5.             The coefficient of the radical is the vertical stretch of the graph.
6.             Halve the height of the graph to draw f(x) = 1/2root(x).
7.             In Part C, draw the graph of f(x) = root(2x).
8.             The reciprocal of the internal coefficient is the horizontal stretch of the graph.
9.             The reciprocal of 2 is 1/2, so the width of the graph is halved.
10.          In Part D, draw the graph of f(x) = root(1/2x).
11.          The reciprocal of the internal coefficient is the horizontal stretch of the graph.
12.          The reciprocal of 1/2 is 2. The width of the graph is doubled.

Example 4: Translations of Radical Functions

1.             Graph the graph of y = root(x) as a reference. In Part A, draw the graph of f(x) = root(x) - 5.
2.             The number added or subtracted from the radical is the vertical translation of the graph.
3.             Move the original graph down 5 units to get the graph of f(x) = root(x) – 5.
4.             In Part B, draw the graph of f(x) = root(x) + 2.
5.             The number added or subtracted from the radical is the vertical translation of the graph.
6.             Move the original graph up 2 units to get the graph of f(x) = root(x) + 2.
7.             In Part C, draw the graph of f(x) = root(x – 1).
8.             The OPPOSITE of this number is the horizontal translation of the graph.
9.             The opposite of -1 is +1. Move the original graph 1 unit right.
10.          In Part D, draw the graph of f(x) = root(x + 7).
11.          The OPPOSITE of this number is the horizontal translation of the graph.
12.          The opposite of +7 is -7. Move the original graph 7 units left.

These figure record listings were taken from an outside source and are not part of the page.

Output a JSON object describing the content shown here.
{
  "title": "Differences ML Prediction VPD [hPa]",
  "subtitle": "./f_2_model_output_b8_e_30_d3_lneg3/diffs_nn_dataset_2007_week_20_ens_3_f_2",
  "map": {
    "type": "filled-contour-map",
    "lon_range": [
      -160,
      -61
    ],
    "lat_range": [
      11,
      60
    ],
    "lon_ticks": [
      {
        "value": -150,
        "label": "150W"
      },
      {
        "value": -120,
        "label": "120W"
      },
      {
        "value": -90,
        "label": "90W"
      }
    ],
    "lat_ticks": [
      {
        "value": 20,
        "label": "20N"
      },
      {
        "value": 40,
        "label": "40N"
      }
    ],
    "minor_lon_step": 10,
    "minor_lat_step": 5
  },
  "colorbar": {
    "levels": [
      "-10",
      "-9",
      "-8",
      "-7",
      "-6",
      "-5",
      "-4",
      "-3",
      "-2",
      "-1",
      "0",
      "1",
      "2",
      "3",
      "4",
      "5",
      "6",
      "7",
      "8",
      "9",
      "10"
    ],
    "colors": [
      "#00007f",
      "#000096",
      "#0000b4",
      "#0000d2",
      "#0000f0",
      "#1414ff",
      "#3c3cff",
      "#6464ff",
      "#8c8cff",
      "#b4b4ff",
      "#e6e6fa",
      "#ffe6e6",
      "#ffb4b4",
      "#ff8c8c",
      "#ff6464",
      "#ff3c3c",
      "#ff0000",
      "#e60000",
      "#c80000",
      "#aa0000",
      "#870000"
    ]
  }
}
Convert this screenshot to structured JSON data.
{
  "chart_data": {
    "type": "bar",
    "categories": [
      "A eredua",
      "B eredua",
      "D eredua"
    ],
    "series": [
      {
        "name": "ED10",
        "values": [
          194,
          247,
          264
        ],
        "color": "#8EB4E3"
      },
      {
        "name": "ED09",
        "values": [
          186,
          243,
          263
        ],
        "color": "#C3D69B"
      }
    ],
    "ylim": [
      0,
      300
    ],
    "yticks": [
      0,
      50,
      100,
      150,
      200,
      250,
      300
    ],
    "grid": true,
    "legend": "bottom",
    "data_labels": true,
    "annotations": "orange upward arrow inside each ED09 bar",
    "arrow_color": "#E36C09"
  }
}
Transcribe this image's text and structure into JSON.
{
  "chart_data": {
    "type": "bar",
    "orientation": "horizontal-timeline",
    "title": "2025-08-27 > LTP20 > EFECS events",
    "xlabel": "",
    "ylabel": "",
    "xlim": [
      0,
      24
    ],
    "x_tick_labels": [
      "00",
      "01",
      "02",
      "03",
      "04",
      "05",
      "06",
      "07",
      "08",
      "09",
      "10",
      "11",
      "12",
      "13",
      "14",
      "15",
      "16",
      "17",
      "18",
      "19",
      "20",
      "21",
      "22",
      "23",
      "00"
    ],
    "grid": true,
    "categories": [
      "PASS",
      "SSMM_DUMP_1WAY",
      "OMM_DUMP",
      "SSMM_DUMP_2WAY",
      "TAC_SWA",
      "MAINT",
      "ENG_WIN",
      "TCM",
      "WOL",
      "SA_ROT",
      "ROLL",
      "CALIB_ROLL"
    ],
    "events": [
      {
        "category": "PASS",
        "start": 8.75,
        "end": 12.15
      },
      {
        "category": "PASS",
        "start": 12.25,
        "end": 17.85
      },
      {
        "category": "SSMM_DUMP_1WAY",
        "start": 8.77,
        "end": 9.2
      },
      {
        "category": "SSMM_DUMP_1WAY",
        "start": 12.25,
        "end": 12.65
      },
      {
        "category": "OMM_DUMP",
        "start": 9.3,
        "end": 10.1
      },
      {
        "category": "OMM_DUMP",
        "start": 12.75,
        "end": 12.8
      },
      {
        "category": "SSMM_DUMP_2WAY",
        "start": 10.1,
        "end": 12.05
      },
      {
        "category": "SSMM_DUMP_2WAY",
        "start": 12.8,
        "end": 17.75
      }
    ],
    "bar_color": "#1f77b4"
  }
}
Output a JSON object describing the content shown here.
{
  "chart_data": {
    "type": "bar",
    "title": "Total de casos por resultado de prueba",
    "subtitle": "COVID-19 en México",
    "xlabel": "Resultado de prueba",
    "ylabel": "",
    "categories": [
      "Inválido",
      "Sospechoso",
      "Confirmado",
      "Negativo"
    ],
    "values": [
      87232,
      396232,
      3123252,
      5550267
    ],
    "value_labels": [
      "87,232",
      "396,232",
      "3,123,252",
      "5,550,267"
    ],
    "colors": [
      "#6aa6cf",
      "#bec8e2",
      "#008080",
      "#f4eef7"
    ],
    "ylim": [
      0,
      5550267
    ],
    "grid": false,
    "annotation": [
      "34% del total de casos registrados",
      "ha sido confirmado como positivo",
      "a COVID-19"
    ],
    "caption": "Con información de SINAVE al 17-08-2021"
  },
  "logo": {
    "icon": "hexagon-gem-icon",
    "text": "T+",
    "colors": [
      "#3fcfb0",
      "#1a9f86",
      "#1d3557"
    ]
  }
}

Example 5: Multiple Transformations of Radical Functions

1.             Graph the function of y = root(x) as a reference. In Part A, draw the graph of f(x) = root(x - 3) + 2.
2.             There is a horizontal translation of three units right.
3.             There is also a vertical translation of two units up.
4.             Move the graph 3 units right and 2 units up to get the graph of f(x) = root(x - 3) + 2.
5.             In Part B, draw the graph of f(x) = 2root(x + 4).
6.             There is a vertical stretch by a scale factor of 2.
7.             There is also a horizontal translation of 4 units left.
8.             Double the height of the graph and move it 4 units left. Note that stretches and reflections must be performed before translations.
9.             In Part C, draw the graph of f(x) = -root(x) - 3.
10.          There is a reflection about the x-axis.
11.          There is a vertical translation 3 units down.
12.          Reflect the graph across the x-axis and move it 3 units down. Note that stretches and reflections must be performed before translations.
13.          In Part D, draw the graph of f(x) = root(-2x - 4).
14.          Before you graph this radical function, you need to make sure the binomial within the radical sign is fully factored.
15.          Factor out -2 to get f(x) = root(-2(x + 2)).
16.          The graph is horizontally stretched by a factor of 1/2, reflected about the y-axis, and horizontally translated 2 units left.

NOTE: to find the x-intercept plug in 0 for y into the original equation and solve for x.
            to find the y-intercept plug in 0 for x into the original equation and solve for y.

DETERMINING RADICAL FUNCTIONS
When determining a radical function from a graph the very first step is to draw the graph of y=root(x). Then you can compare the basic graph with the transformed graph.

Determining the a value: examine the graph and detect two x values that are the same for both of the functions (basic function and transformed function). Determine the y values with the corresponding x values. Making a table of values with the basic function on one side and transformed function on the other side in order to compare your values is recommended. Determine the difference between the two y-values from the two different functions. The difference is the a value

Determining the b value: examine the graph and detect two y values that are the same for both of the functions (basic function and transformed function). Determine the x values with the corresponding y values. Determine the difference between the two x-values from the two different functions. The difference is the b value.